Ziggy, il suo fidato cavallo, che era rimasto a Berlino.
“Grazie. È…
bello…”
Faceva ancora fatica ad ammettere le cose che le facevano piacere, ma
questa
volta si sforzò perché sapeva che lui se lo
meritava. Jakob si distese sul
letto. Mah… cosa stava facendo?
“Vieni qui” disse,
battendo la mano sul copriletto al suo fianco.
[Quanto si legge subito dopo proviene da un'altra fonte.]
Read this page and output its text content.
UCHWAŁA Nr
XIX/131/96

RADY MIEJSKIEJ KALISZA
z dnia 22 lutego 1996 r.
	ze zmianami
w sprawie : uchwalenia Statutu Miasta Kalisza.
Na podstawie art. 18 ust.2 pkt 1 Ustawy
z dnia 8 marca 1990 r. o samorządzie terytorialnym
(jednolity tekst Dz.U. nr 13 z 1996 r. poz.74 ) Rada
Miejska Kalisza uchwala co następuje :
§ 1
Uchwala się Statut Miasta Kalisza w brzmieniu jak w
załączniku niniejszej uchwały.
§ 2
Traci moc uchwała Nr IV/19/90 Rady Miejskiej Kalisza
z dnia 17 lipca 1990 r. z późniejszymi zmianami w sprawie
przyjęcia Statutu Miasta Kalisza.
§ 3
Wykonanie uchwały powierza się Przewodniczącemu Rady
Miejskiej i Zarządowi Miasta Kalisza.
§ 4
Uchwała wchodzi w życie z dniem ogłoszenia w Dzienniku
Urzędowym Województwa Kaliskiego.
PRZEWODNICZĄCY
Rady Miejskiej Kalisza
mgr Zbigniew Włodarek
Lei, lentamente, si
sdraiò
vicino a lui e il suo cuore iniziò a battere fortissimo
quando le prese la
mano.
Le aveva fatto un
regalo perché non si sarebbero visti più? Per
questo? Le stava dicendo addio?
“Hai intenzione di
rimanere a Berlino… Per sempre…?”
sussurrò lei. Lui si girò, ma non si vedevano
molto, al buio.
“No. Certo che
tornerò.
Tornerò qui” disse, un po’ confuso dalla
domanda. Tornerò da te.
Wolfrun
annuì ma Jakob non poteva vederla e
nel buio allungò una mano e le accarezzò una
guancia.
“Mannaggia. Stavo
già pensando di prendermi la tua stanza”
replicò lei scherzosamente. Lui rise.
“Il tuo letto è più
grande del mio, ti conviene stare qui.”